Q: How should the Interest Rate field be completed on the Loan Estimate?
A: Regulation Z has technical requirements for the completion of the Interest Rate field. While creditors should review regulatory conditions and commentary, a general description of the requirement is as follows:
The interest rate field shall reflect the interest rate that will be applicable to the transaction at consummation. In situations involving an adjustable rate transaction, if the interest rate at consummation is not known, the rate disclosed shall be the fully-indexed rate (i.e. the interest rate calculated using the index value and margin at the time of consummation.)
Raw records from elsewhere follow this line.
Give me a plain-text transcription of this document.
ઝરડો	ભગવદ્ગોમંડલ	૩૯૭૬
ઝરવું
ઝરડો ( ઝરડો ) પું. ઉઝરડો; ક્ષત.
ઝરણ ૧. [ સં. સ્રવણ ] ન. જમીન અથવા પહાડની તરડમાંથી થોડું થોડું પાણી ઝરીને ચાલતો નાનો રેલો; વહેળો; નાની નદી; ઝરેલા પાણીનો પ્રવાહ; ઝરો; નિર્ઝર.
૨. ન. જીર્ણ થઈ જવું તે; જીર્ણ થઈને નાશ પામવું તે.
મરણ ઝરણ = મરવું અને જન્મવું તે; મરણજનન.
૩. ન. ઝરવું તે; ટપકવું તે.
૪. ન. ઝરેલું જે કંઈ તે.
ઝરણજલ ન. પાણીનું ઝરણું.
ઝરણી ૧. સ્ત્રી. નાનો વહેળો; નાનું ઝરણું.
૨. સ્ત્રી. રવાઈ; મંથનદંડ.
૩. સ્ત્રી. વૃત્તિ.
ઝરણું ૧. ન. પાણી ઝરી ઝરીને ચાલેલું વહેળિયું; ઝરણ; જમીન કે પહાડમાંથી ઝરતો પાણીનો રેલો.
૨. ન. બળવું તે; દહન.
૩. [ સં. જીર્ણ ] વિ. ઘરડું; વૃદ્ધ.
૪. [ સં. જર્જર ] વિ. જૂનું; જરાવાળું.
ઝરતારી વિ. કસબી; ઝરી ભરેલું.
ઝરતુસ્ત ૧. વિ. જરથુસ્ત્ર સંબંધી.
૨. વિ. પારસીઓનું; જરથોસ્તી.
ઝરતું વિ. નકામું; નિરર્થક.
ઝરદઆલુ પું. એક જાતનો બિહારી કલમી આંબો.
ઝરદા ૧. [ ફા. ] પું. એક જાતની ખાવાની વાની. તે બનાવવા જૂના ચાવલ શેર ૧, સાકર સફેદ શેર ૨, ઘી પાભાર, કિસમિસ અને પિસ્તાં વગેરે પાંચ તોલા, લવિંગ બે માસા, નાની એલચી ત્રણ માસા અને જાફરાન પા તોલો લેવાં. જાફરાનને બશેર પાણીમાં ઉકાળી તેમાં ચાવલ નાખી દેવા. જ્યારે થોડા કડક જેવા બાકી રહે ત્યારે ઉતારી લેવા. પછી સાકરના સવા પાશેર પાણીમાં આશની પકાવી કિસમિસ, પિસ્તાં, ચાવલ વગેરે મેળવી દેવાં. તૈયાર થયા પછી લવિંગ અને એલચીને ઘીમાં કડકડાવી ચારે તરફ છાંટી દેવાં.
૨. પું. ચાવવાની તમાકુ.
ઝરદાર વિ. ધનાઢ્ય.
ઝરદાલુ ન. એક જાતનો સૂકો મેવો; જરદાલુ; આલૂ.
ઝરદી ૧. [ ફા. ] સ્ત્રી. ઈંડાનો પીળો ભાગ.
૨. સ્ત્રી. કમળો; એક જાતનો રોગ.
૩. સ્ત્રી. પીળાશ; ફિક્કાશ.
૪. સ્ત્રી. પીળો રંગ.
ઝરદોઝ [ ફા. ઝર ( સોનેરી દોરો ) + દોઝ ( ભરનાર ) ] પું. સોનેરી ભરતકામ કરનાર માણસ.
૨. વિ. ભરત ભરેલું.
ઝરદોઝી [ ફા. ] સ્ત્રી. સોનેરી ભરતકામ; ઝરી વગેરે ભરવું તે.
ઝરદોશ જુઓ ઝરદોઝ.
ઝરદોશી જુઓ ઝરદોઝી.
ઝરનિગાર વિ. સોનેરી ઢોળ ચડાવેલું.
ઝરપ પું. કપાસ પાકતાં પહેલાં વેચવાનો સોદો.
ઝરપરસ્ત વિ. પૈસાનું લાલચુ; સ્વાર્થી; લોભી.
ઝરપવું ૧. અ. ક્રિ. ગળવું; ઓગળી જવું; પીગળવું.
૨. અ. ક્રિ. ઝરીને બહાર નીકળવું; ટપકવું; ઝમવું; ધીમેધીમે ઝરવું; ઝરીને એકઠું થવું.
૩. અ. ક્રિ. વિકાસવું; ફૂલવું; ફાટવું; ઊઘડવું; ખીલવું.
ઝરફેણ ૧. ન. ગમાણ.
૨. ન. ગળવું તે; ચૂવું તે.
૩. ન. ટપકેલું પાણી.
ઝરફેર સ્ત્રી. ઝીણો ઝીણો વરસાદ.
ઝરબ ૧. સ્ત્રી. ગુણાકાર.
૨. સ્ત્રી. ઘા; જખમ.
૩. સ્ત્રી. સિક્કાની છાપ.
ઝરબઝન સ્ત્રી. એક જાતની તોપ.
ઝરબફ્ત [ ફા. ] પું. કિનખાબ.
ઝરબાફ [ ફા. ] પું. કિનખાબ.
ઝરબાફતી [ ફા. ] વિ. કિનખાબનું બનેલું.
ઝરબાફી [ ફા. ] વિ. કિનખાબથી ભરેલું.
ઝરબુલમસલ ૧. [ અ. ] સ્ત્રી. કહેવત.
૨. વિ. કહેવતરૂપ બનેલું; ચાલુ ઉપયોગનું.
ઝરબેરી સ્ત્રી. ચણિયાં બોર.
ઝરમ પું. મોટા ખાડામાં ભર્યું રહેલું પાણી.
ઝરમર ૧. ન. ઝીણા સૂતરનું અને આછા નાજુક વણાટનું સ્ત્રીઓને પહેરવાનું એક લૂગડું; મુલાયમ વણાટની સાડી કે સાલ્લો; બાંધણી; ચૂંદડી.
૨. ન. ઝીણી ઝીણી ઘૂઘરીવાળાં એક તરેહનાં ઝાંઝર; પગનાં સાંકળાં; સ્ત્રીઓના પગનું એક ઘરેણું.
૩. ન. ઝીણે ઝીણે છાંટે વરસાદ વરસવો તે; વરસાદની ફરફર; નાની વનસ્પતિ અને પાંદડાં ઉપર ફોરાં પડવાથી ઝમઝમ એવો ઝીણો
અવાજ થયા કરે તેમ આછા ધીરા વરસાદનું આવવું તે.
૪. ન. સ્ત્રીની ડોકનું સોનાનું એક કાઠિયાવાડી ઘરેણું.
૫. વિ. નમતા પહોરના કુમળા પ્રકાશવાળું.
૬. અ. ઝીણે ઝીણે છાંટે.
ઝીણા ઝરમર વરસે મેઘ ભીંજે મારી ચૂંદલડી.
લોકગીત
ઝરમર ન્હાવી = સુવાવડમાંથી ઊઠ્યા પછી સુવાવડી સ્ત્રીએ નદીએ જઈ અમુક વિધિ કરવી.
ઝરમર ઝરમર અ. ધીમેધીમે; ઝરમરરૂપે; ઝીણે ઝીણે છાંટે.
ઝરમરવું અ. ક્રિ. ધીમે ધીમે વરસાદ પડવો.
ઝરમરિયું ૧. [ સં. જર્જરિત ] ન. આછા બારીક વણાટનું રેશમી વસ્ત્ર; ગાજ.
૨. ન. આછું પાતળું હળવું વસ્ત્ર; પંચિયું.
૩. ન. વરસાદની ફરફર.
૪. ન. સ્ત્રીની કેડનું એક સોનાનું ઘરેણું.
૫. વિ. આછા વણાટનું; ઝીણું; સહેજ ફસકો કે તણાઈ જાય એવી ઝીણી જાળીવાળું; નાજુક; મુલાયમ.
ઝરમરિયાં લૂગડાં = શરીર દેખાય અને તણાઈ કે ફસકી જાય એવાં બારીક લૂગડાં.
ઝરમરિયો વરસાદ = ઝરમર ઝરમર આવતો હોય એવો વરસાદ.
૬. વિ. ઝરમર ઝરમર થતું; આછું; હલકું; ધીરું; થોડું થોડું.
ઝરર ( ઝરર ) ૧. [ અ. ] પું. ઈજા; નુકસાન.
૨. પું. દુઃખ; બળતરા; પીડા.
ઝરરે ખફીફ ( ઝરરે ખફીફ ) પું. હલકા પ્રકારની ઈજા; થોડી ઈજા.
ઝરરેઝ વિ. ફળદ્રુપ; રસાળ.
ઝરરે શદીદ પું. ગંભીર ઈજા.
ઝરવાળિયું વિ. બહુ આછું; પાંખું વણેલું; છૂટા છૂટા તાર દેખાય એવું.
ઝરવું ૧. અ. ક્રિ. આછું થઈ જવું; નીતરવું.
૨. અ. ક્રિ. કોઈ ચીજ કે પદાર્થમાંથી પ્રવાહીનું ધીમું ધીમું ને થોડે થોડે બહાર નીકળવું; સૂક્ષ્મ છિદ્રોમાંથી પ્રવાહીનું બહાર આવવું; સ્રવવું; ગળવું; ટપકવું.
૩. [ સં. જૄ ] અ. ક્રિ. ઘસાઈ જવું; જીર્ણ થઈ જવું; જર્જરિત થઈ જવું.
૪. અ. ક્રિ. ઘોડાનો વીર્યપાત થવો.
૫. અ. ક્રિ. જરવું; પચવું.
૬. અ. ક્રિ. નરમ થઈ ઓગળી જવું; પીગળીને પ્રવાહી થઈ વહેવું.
As the regulatory commentary addresses other situations, it is provided here for reference:
“37(b)(2) Interest rate.
1. Interest rate at consummation not known. Where the interest rate that will apply at consummation is not known at the time the creditor must deliver the disclosures required by § 1026.19(e), § 1026.37(b)(2) requires disclosure of the fully-indexed rate, defined as the index plus the margin at consummation. Although § 1026.37(b)(2) refers to the index plus margin “at consummation,” if the index value that will be in effect at consummation is unknown at the time the disclosures are provided pursuant to § 1026.19(e)(1)(iii), i.e., within three business days after receipt of a consumer’s application, the fully-indexed rate disclosed under § 1026.37(b)(2) may be based on the index in effect at the time the disclosure is delivered. The index in effect at consummation (or the time the disclosure is delivered pursuant to § 1026.19(e)) need not be used if the contract provides for a delay in the implementation of changes in an index value. For example, if the contract specifies that rate changes are based on the index value in effect 45 days before the change date, creditors may use any index value in effect during the 45 days before consummation (or any earlier date of disclosure) in calculating the fully-indexed rate to be disclosed.”
To clarify this rule further, the CFPB's webinar (referenced below) clarified that in situations where the initial interest rate is calculated using a different formula than that used for subsequent rate adjustments, the creditor should disclose the initial interest rate.